IO – The title for this article is taken from the episode title of the Indonesia Business Forum talk show, broadcast in TVOne on 3 July. The title aroused varied reactions among the people, especially the term “fragile economy”. Some people disagreed and protested. According to them, Indonesia’s economy is currently doing fine, even doing well with a growth rate of 5%. How can such a condition be called a “fragile economy”? 

On the other hand, others opine that the title reflects the reality of our economic condition: it is fragile. Therefore, the title should be appreciated for reflecting truth and honesty. Only by honestly admitting the truth, no matter how bitter it may be, can we know our weaknesses and find the solution to resolve it. On the contrary, “if it makes the Boss happy” or “if it makes the people happy” false flatteries would bring our people’s economy to the brink of destruction. 

The word “fragile” per se need not carry a negative connotation. “Fragile” in the dictionary means “delicate” or “weak. “Fragile economy” can mean that our economy is either in a weak or delicate condition. Last year, several foreign media also wrote down Indonesia’s economic condition as “fragile”. 

Indications of the Indonesian economy’s fragility are as follows: 

First, actual economic growth in 2015-2018 (i.e. for 4 years) was a mere 5.04% per year, far below the initial target of 7%. This low rate of growth naturally does not imply a strong economy in Indonesia. It was even lower than the 2010-2013 economic growth rate (also for 4 years) in the previous government at 6.0% per year. Therefore, Indonesia’s current economy is weak, or at least weakened in comparison than in the previous term – or even in comparison with the target. 

Second, tax income ration to the GDP continues to drop from 11.36% in 2014 to 10.25% in 2018. In fact, in Q1 of 2019, the tax collection ratio was only 7.4%. This is a worrisome condition. We need to question the Government’s fiscal abilities, as such weak fiscal condition would necessitate the rise of taxes and fees in order for the State Treasury to be replenished. In turn, that would cause further negative impact on economic growth. Low tax ratio strips the Government of its power, limits its ability to stimulate the economy, increases budget deficits and increases foreign debt. 

Finally, the performance of trade balance and current transaction balance is a major cause for concern. Exports have sagged. Highest export performance occurred in 2011 with an export value of USD 203.5 billion. In 2018, Indonesia’s exports were a mere USD 180.06 billion. On the other hand, imports increased. In 2011, imports were recorded at USD 177.44 billion, and in 2018 they rose to USD 188.63 billion. Therefore, our trade balance dropped from a surplus of USD 26.06 billion in 2011 to a deficit of USD 8.57 billion in 2018, which is the worst trade balance performance in Indonesian history. 
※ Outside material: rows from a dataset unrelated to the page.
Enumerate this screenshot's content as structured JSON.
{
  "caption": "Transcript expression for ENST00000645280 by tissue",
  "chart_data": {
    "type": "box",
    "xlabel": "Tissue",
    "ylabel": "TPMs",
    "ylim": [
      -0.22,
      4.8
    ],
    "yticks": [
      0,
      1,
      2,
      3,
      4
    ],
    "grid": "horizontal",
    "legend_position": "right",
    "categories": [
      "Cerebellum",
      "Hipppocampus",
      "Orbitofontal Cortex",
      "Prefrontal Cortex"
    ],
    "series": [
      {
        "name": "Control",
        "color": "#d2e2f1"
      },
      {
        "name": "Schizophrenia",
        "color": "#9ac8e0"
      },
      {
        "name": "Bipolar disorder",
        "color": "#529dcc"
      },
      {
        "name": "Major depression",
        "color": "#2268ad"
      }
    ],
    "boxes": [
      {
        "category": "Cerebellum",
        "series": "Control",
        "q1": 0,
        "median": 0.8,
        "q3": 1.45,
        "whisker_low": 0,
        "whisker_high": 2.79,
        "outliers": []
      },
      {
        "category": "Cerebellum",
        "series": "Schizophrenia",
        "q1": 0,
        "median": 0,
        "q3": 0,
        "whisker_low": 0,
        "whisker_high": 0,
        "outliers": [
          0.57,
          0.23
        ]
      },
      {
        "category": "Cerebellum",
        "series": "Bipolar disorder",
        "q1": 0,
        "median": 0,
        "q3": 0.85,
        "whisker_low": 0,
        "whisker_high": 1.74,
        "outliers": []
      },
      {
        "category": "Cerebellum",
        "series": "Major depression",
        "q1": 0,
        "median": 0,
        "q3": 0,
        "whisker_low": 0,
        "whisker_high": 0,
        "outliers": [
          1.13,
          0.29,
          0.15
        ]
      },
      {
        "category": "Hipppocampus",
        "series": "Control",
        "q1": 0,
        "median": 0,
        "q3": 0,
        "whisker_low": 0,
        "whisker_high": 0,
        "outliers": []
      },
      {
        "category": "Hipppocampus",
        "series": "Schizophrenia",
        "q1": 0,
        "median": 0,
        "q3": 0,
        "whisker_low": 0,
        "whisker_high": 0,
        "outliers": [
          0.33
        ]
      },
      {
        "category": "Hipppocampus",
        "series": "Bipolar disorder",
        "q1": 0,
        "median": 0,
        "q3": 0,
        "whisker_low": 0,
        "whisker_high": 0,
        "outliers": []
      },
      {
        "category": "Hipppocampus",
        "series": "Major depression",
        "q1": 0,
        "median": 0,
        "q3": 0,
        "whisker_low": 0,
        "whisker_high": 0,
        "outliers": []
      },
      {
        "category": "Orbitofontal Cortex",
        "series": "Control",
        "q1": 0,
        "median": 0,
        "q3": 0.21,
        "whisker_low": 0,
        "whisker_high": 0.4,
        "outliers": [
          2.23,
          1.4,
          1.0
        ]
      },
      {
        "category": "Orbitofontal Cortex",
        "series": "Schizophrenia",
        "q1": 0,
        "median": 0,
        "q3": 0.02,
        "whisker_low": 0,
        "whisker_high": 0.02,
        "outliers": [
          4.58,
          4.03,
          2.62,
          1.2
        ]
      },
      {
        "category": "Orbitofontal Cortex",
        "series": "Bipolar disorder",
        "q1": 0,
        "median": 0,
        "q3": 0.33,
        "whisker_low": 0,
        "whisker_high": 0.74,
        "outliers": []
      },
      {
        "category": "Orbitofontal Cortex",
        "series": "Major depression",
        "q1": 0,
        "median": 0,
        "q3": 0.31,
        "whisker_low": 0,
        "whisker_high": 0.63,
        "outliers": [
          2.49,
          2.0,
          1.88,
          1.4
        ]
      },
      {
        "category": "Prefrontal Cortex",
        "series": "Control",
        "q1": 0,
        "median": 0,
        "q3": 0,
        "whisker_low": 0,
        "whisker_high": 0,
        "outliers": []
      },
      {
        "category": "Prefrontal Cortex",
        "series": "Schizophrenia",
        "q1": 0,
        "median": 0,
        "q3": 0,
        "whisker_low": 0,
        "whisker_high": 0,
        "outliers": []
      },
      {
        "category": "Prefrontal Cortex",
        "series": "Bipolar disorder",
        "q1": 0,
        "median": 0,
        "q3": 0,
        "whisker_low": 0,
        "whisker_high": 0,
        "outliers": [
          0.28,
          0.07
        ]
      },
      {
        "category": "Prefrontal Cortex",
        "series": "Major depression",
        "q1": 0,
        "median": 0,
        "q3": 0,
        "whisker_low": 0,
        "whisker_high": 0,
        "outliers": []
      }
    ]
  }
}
Current transaction balance has also worsened. Last year’s deficit was USD 31.06 billion, or equal to 2.98% of GDP. Current transaction deficit in Q1 of 2019 worsened to USD 6.97 billion, much higher than the Q1 of 2018 deficit at USD 5.2 billion. Consequently, the Government’s foreign debt magnified ominously. In the 4 years of the current Government’s term (2015-2018), Governmental foreign debt increased USD 59.39 billion, from USD 123.81 billion at the end of 2014 to USD 183.2 billion at the end of 2018, for an increase of 47.97%. On the other hand, during the first 4 years of the previous Government’s term, Governmental foreign debts increased only 25.8%. 

From the above explanation, it is very clear that Indonesia’s economic condition in the past 4 years really has become fragile.